The Ice Twins by SK Tremayne
We all know that sinister children are a favourite motif of horror and psychological thriller writers, and we all know that if there's one thing scarier than a sinister child, it's sinister twin children. In The Ice Twins, SK Tremayne makes a pair of identical twin girls with a dark secret the focus of the entire plot.
Sarah and Angus, a well-off, hitherto remarkably smug middle-class couple, are planning to move to a all-but-derelict lighthouse-keeper's cottage on a remote Scottish island of the coast of the Isle of Skye, inherited from Angus' grandmother. Their move is partly because they are facing bankruptcy and can use the money from the sale of their London home to renovate and sell the cottage at a profit, but they have another motive: a fresh start after the sudden death of one of their twin daughters, Lydia, in an accident a year previously.
Despite the barely-habitable state of the cottage, accessible only by dinghy for most of the day or a difficult walk across mudflats at low tide, Sarah feels positive about the move - until Kirstie, their surviving seven-year-old daughter, suddenly makes an astonishing claim. She isn't Kirstie at all. She's Lydia.
Could it really be that Angus and Sarah have been mourning the wrong twin all along? Or is Kirstie so bereft by the loss of Lydia that she is becoming delusional? Or, as Sarah watches her daughter talking in Kirstie and Lydia's 'twin language' to an unseen presence, is something even more disturbing going on?

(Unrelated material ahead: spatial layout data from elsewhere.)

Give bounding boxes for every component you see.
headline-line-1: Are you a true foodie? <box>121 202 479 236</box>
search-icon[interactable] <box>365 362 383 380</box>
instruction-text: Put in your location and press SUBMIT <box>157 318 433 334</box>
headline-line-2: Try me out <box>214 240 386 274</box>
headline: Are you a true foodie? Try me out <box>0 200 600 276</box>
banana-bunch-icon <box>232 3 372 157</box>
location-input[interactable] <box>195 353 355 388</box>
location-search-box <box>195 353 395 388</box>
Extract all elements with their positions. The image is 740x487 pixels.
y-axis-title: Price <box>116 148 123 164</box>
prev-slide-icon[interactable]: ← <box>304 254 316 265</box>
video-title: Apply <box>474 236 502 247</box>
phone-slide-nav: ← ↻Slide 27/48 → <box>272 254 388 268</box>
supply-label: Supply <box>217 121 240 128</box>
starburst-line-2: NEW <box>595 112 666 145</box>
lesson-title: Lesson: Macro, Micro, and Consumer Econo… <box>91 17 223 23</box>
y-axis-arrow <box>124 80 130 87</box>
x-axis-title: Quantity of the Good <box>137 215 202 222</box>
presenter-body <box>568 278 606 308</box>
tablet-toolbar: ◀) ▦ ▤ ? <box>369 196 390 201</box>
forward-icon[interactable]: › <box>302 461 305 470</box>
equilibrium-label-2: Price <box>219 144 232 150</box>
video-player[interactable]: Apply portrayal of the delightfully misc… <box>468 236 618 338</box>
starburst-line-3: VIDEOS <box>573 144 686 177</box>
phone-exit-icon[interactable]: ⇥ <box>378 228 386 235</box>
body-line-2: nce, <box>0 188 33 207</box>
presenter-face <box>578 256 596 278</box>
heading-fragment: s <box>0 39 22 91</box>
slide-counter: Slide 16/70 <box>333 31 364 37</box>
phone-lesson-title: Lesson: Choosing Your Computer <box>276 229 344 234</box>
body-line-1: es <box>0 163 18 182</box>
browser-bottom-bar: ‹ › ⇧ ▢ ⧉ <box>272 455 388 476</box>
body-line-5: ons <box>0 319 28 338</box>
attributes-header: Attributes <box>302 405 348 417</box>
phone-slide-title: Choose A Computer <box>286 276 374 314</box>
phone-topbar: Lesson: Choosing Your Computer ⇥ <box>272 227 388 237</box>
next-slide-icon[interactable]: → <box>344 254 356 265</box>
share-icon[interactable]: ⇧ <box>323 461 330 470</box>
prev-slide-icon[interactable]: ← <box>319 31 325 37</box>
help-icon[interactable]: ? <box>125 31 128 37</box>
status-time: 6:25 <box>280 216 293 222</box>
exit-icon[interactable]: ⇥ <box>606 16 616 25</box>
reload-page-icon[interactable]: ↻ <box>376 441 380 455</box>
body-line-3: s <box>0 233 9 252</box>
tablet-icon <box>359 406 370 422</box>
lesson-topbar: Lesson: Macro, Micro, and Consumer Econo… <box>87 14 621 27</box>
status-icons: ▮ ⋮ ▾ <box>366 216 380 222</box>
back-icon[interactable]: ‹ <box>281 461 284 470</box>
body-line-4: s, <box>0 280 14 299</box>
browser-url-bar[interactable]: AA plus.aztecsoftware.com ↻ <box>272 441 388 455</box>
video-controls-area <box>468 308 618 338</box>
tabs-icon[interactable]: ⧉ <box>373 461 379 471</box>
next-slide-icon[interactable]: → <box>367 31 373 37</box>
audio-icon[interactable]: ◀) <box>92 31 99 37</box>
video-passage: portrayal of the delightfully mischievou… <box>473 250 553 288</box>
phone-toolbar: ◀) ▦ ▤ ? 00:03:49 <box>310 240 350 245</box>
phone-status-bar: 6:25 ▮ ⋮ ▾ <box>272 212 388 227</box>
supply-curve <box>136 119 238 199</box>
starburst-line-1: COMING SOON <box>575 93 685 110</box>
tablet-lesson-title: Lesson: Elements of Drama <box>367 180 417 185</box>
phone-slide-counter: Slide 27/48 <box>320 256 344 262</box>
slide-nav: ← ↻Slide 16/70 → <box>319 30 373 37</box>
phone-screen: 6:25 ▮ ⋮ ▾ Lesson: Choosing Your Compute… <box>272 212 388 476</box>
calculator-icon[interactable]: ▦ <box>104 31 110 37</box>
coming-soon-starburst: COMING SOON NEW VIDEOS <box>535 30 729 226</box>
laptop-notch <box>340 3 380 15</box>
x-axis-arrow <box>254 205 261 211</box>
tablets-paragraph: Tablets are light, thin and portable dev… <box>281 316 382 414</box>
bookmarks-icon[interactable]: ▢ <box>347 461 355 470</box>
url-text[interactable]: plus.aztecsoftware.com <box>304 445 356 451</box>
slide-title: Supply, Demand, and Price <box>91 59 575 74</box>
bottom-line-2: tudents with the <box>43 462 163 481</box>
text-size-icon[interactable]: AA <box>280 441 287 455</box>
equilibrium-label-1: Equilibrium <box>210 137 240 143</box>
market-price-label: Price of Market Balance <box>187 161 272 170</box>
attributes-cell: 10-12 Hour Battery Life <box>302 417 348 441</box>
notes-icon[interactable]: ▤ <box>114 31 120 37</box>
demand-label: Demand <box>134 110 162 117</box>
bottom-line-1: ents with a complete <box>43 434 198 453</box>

The biggest strength of The Ice Twins is its clever premise, which needless to say is the perfect foundation for a gripping psychological thriller. It is not only packed with suspense but also genuinely unsettling at times, full of uncertainty. Plus, the Hebridean setting is beautifully and accurately described, giving the story an atmospheric backdrop. I know this part of the world very well, and the author gets it absolutely right.
The novel is narrated primarily in the first person by Sarah, with a few sections in the third person fro Angus' point of view. The unreliability of Sarah as a narrator is hinted at throughout, and I'm not sure if we're actually supposed to like her or not (I disliked her almost instantly and continued to do so throughout, although I don't think that necessarily mattered). Both Angus and Sarah do have a touch of the identikit about them; it's their situation, not them or even their relationship, that is interesting. I would have liked a little more depth in both characters.
I have another issue with this book, although it's difficult to discuss it in any meaningful way without giving away the end: all I will say is that it's a problem I have with a lot of books in this genre and that it relates to stereotyping of women and their emotional responses to trauma. Sort it out, please, writers of twist-in-the-tale psychological thrillers.*
Overall, though, The Ice Twins is an easy, entertaining, creepy, extremely gripping page-turner that most people would find hard to put down.
*The book's author bio notes that SK Tremayne is a pen name of a well-known journalist, who already writes novels in another genre under another, undisclosed, pseudonym. It also carefully and deliberately avoids revealing whether SK Tremayne is a man or a woman. If SK Tremayne is not a man, however, I will eat every hat I own.